What the AI Agents Actually Do
Financial modeling: Building DCF models, sensitivity tables, and comparable company analyses. What took a first-year analyst 15 hours now takes an AI agent 8 minutes.
Earnings analysis: Parsing 10-Ks, earnings transcripts, and guidance revisions across hundreds of companies simultaneously. The AI flags anomalies humans consistently miss.
Market research: Synthesizing industry reports, news, and data into investment memos. The output quality matches senior associate-level work.
Due diligence: For M&A deals, AI agents now handle initial target screening, financial health checks, and risk flag identification.
The Numbers Are Staggering
- Cost per analysis: ~$0.50 with AI vs. ~$150 in junior analyst labor
- Speed: 300x faster on routine financial modeling
- Accuracy: 40% fewer errors in data extraction and calculation
- Coverage: One AI agent monitors 5,000+ securities vs. a team covering 50
Which Roles Are Safe (For Now)
Client relationships: No AI is closing a $2B M&A deal over dinner at Nobu. Relationship management remains human.

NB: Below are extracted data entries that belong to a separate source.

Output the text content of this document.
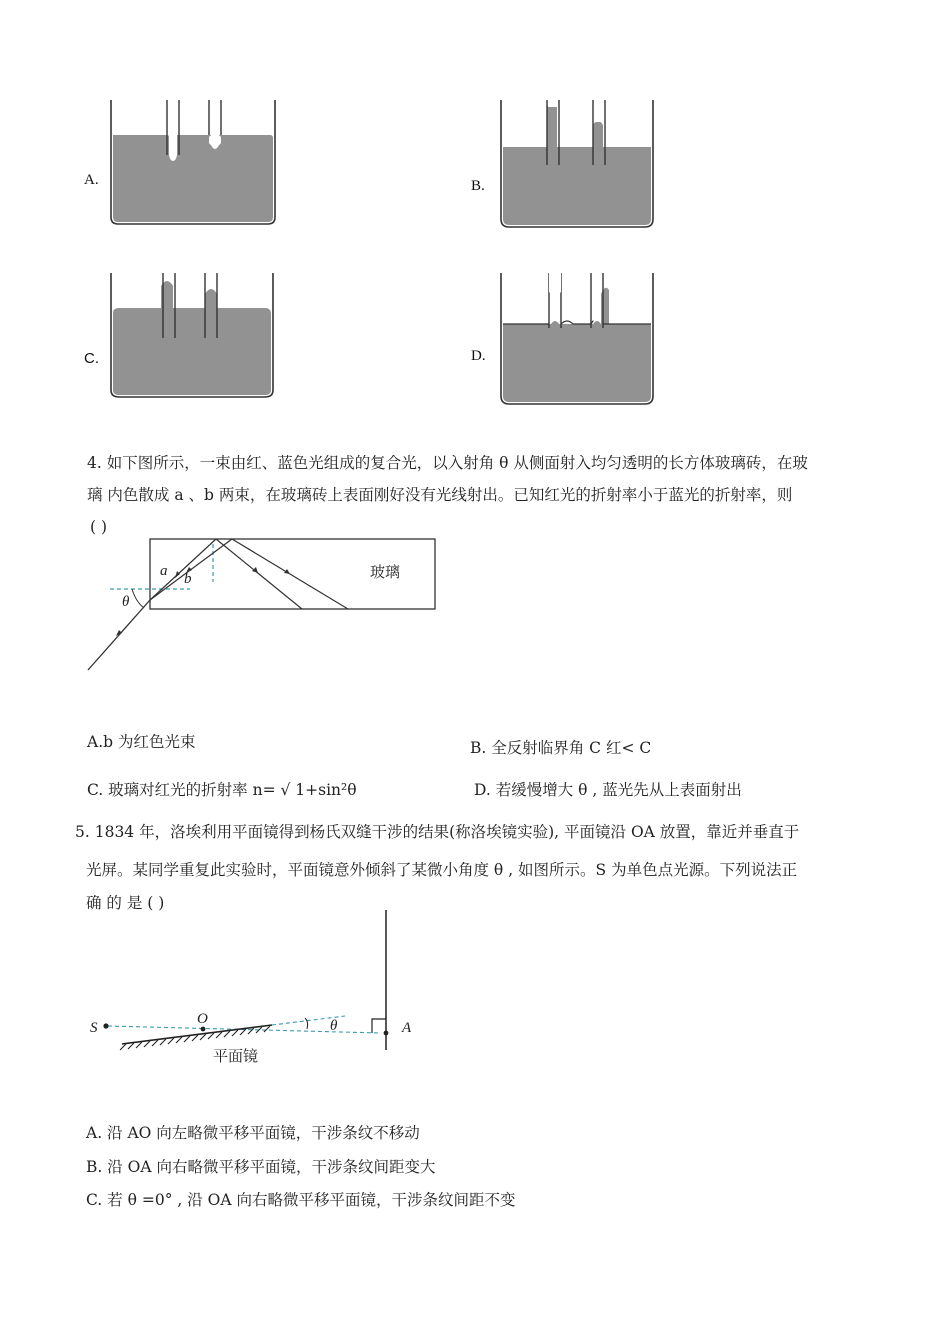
A.	B.
C.	D.
4. 如下图所示，一束由红、蓝色光组成的复合光，以入射角 θ 从侧面射入均匀透明的长方体玻璃砖，在玻
璃 内色散成 a 、b 两束，在玻璃砖上表面刚好没有光线射出。已知红光的折射率小于蓝光的折射率，则
( )
a b
θ
玻璃
A.b 为红色光束	B. 全反射临界角 C 红< C
C. 玻璃对红光的折射率 n= √ 1+sin²θ	D. 若缓慢增大 θ , 蓝光先从上表面射出
5. 1834 年，洛埃利用平面镜得到杨氏双缝干涉的结果(称洛埃镜实验), 平面镜沿 OA 放置，靠近并垂直于
光屏。某同学重复此实验时，平面镜意外倾斜了某微小角度 θ , 如图所示。S 为单色点光源。下列说法正
确 的 是 ( )
S
O	θ	A
平面镜
A. 沿 AO 向左略微平移平面镜，干涉条纹不移动
B. 沿 OA 向右略微平移平面镜，干涉条纹间距变大
C. 若 θ =0° , 沿 OA 向右略微平移平面镜，干涉条纹间距不变
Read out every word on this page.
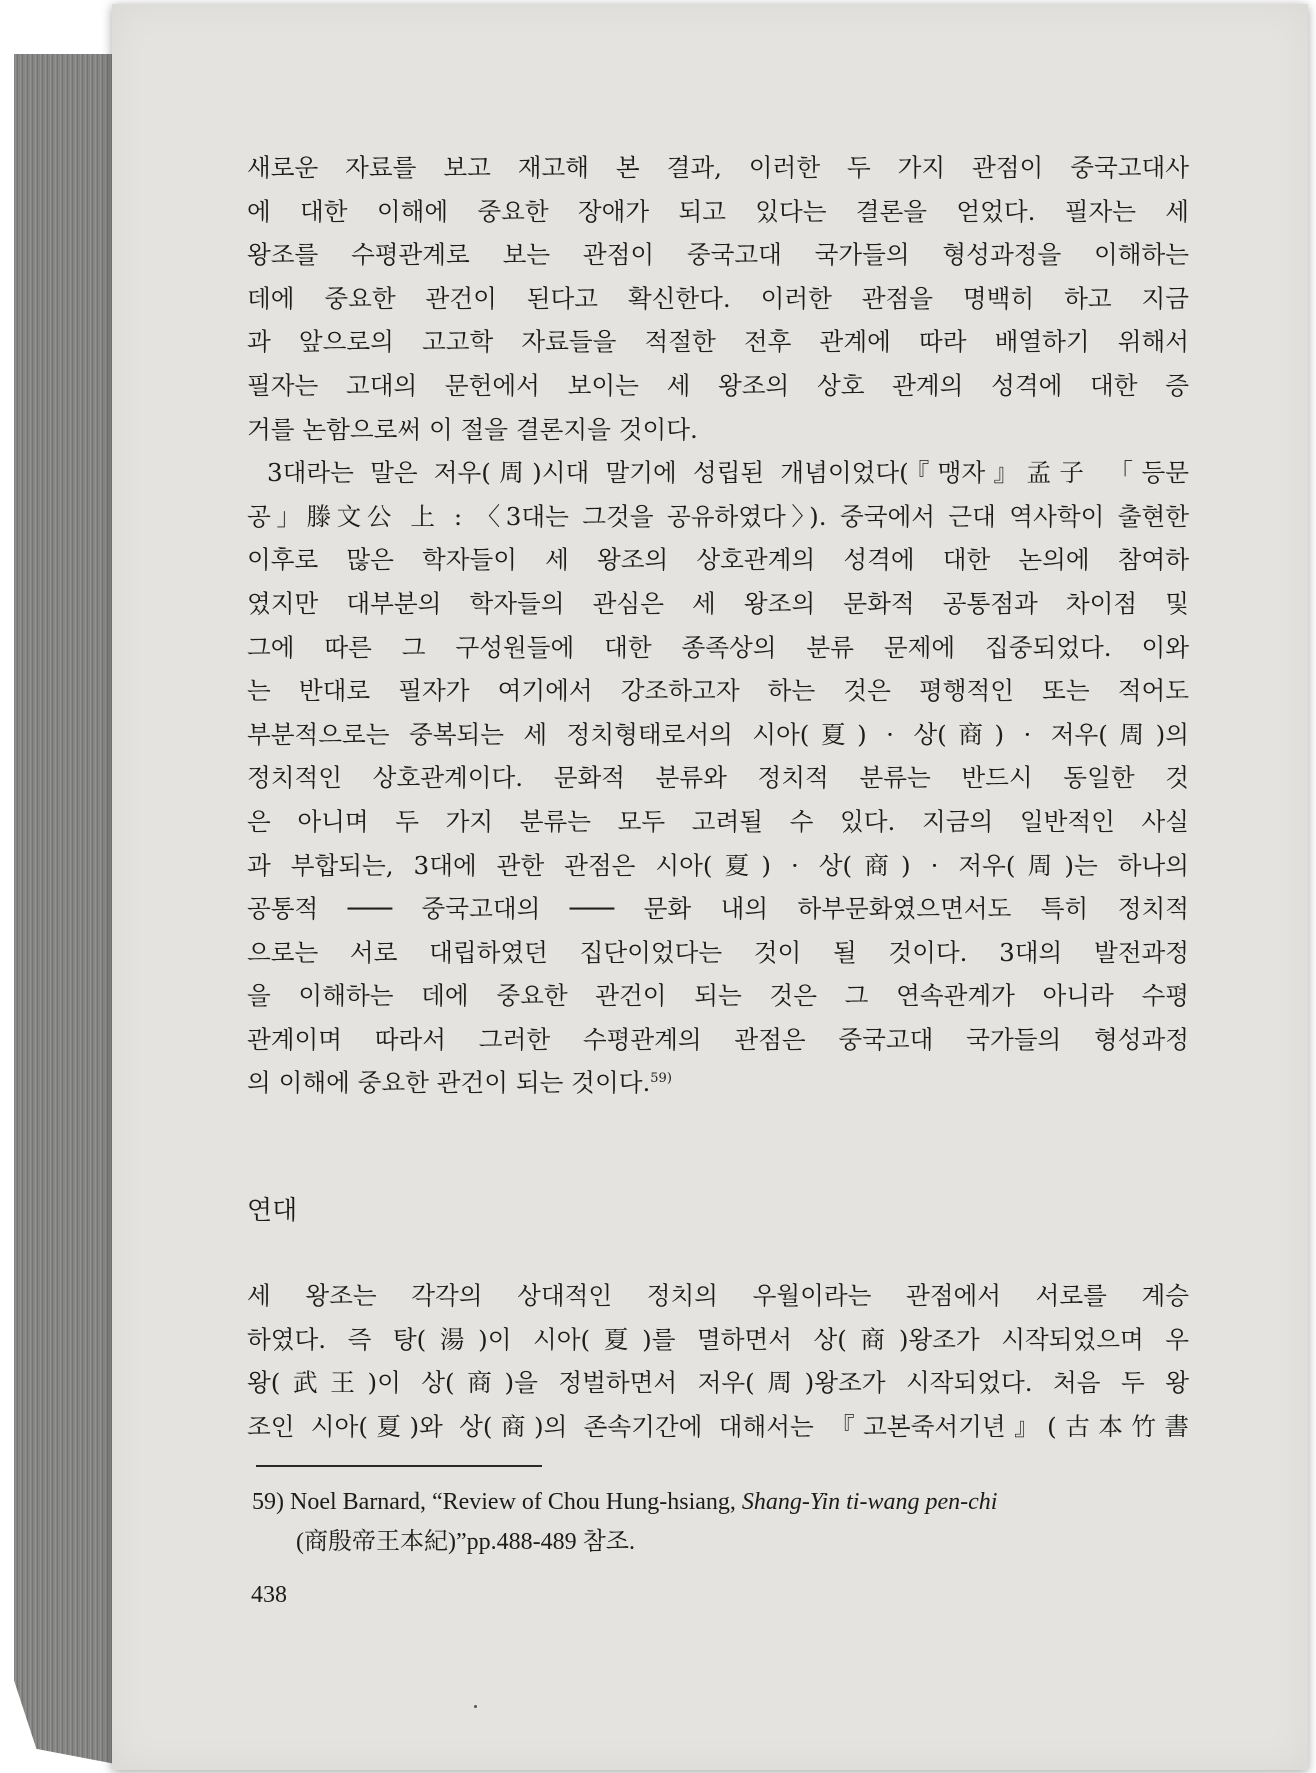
새로운 자료를 보고 재고해 본 결과, 이러한 두 가지 관점이 중국고대사
에 대한 이해에 중요한 장애가 되고 있다는 결론을 얻었다. 필자는 세
왕조를 수평관계로 보는 관점이 중국고대 국가들의 형성과정을 이해하는
데에 중요한 관건이 된다고 확신한다. 이러한 관점을 명백히 하고 지금
과 앞으로의 고고학 자료들을 적절한 전후 관계에 따라 배열하기 위해서
필자는 고대의 문헌에서 보이는 세 왕조의 상호 관계의 성격에 대한 증
거를 논함으로써 이 절을 결론지을 것이다.

3대라는 말은 저우(周)시대 말기에 성립된 개념이었다(『맹자』孟子 「등문
공」滕文公 上 : 〈3대는 그것을 공유하였다〉). 중국에서 근대 역사학이 출현한
이후로 많은 학자들이 세 왕조의 상호관계의 성격에 대한 논의에 참여하
였지만 대부분의 학자들의 관심은 세 왕조의 문화적 공통점과 차이점 및
그에 따른 그 구성원들에 대한 종족상의 분류 문제에 집중되었다. 이와
는 반대로 필자가 여기에서 강조하고자 하는 것은 평행적인 또는 적어도
부분적으로는 중복되는 세 정치형태로서의 시아(夏) · 상(商) · 저우(周)의
정치적인 상호관계이다. 문화적 분류와 정치적 분류는 반드시 동일한 것
은 아니며 두 가지 분류는 모두 고려될 수 있다. 지금의 일반적인 사실
과 부합되는, 3대에 관한 관점은 시아(夏) · 상(商) · 저우(周)는 하나의
공통적 ─── 중국고대의 ─── 문화 내의 하부문화였으면서도 특히 정치적
으로는 서로 대립하였던 집단이었다는 것이 될 것이다. 3대의 발전과정
을 이해하는 데에 중요한 관건이 되는 것은 그 연속관계가 아니라 수평
관계이며 따라서 그러한 수평관계의 관점은 중국고대 국가들의 형성과정
의 이해에 중요한 관건이 되는 것이다.$^{59)}$

연대

세 왕조는 각각의 상대적인 정치의 우월이라는 관점에서 서로를 계승
하였다. 즉 탕(湯)이 시아(夏)를 멸하면서 상(商)왕조가 시작되었으며 우
왕(武王)이 상(商)을 정벌하면서 저우(周)왕조가 시작되었다. 처음 두 왕
조인 시아(夏)와 상(商)의 존속기간에 대해서는 『고본죽서기년』(古本竹書

59) Noel Barnard, “Review of Chou Hung-hsiang, Shang-Yin ti-wang pen-chi
(商殷帝王本紀)”pp.488-489 참조.
438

Creative deal structuring: Novel financial instruments and bespoke solutions require judgment that AI lacks.
Regulatory navigation: Interpreting ambiguous regulations and making judgment calls on compliance.
Managing AI agents: Ironically, the new "junior analyst" role is overseeing and quality-checking AI output.
How Other Banks Are Responding
JPMorgan's COIN system processes 12,000 contracts in seconds. Morgan Stanley's AI assistant handles 50,000 advisor queries daily. Citadel's AI-driven quant strategies now manage $60B.
This isn't one bank's experiment. It's an industry-wide transformation happening in real time.
How to Position Yourself
If you're entering finance in 2026:
- Learn to prompt and direct AI agents — this is the new Excel proficiency
- Develop judgment and taste — knowing when AI output is wrong matters more than producing it
- Build client skills early — the human layer is the moat
- Understand AI limitations — hallucinated financials in a pitch deck is a career-ending event
The Bigger Picture
Goldman isn't cutting analysts because the work disappeared. The work still exists — AI just does it better and cheaper. The question for every knowledge worker isn't "will AI take my job?" It's "which parts of my job can I hand to AI so I can do the parts AI can't?"